Realplex2 real time pcr system

JAK2V617F wild-type and mutant alleles were amplified using 2 independent antisense (AS)-quantitative polymerase chain reaction (qPCR) multiplex reactions, 1 specific for the wild-type allele and the other specific for the mutant allele. JAK2 V617F wild-type and mutant primers were as follows: forward primer 5ʹ-CTTTCTTTGAAGCAGCAAGTATGA-3ʹ, probe 6-FAM-TGAGCAAGCTTTCTCACAAGCAT TTGGTTT-TAMRA, wild-type specific reverse primer 5ʹ-GTAGTTTTACTTACTCTCGTCTCCA CATAC-3ʹ, JAK2V617F mutation-specific primer 5ʹ-GTAGTTTTACTTACTCTCGTCTCCAC ATAA-3ʹ. All AS-qPCR reactions were performed in a Realplex2 Real-Time PCR System (Eppendorf, Germany) and consisted of 15 µL of Maxima Probe/ROX qPCR Master Mix (2 × ) (Applied Biosystems, USA), 3 µL of 10 × JAK-2 Prime Time Assay and 1.5 µL 10 × RNAse P Prime Time Assay, and 10 µL of DNA normalized to 2.5 ng/µL in the following thermocycling conditions: denaturation for 10 min at 95 °C, followed by 50 cycles of 95 °C for 15 s and 60 °C for 60 s. Nontemplate control, positive, and negative controls were used in all reactions. The threshold was always set to 0.1 DeltaRn in all qPCR experiments.

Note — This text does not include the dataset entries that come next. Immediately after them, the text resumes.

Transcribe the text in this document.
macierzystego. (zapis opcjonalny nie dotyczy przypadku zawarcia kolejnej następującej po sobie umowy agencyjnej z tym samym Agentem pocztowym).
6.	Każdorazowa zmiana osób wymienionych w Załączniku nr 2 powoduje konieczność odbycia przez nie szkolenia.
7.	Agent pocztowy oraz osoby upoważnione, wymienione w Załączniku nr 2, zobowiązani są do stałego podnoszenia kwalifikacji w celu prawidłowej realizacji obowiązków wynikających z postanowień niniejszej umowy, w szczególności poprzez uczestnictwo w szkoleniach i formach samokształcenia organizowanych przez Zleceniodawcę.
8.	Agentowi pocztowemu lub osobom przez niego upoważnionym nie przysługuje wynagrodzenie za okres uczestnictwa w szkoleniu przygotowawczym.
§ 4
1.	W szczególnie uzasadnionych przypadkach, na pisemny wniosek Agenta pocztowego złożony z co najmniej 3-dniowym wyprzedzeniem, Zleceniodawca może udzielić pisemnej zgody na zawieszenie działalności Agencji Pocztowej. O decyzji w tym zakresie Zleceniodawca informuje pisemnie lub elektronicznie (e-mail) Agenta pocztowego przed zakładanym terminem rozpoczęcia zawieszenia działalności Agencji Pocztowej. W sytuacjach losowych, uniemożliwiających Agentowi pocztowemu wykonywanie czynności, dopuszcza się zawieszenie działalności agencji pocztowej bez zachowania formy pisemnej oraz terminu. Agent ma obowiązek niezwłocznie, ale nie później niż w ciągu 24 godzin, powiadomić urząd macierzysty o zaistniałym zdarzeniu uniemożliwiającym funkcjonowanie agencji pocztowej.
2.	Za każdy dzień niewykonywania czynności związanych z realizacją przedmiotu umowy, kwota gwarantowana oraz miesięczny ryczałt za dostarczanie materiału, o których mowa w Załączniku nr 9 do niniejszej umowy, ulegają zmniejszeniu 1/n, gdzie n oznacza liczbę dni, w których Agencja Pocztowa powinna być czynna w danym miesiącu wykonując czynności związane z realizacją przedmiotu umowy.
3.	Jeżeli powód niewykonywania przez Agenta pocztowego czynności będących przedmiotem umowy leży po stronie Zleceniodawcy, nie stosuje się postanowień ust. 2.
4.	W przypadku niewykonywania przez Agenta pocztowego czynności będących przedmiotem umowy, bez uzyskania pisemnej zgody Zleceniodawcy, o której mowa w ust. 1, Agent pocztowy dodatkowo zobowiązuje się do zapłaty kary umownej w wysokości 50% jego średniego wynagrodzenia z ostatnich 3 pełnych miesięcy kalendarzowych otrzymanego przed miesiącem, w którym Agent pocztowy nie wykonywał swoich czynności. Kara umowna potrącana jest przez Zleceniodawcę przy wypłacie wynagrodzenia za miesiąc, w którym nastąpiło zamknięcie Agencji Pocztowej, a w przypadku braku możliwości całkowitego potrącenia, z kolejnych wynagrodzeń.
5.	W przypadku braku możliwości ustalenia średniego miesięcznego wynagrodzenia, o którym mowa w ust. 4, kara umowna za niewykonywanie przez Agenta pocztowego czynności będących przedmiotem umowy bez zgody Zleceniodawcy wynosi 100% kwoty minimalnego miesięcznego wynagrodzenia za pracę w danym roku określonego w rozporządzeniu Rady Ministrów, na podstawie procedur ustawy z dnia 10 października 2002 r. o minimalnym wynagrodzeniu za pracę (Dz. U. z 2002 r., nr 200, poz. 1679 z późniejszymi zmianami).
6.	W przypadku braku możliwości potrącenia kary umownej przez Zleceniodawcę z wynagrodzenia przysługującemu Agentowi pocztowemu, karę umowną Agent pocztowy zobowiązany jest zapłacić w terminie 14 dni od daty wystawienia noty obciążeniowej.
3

Total RNA was extracted by using Qiashredder and RNeasy mini kits (Qiagen, USA) as directed by the manufacturer’s instructions, and the mRNA concentration was measured with a NanoDrop 1000 Spectrophotometer. RNA (1 µg per 20 µL reaction) was reverse transcribed with SuperScript II Reverse Transcriptase (Thermo Scientific, USA) and appropriate primers (Table 1), and quantitative reverse transcription polymerase chain reaction (qRT–PCR) was performed with Maxima SYBR Green Master Mix (Thermo Scientific) on a Realplex2 Real-Time PCR system (Eppendorf, USA). Measurements were normalized to the level of endogenous glyceraldehyde phosphate dehydrogenase (GAPDH) RNA.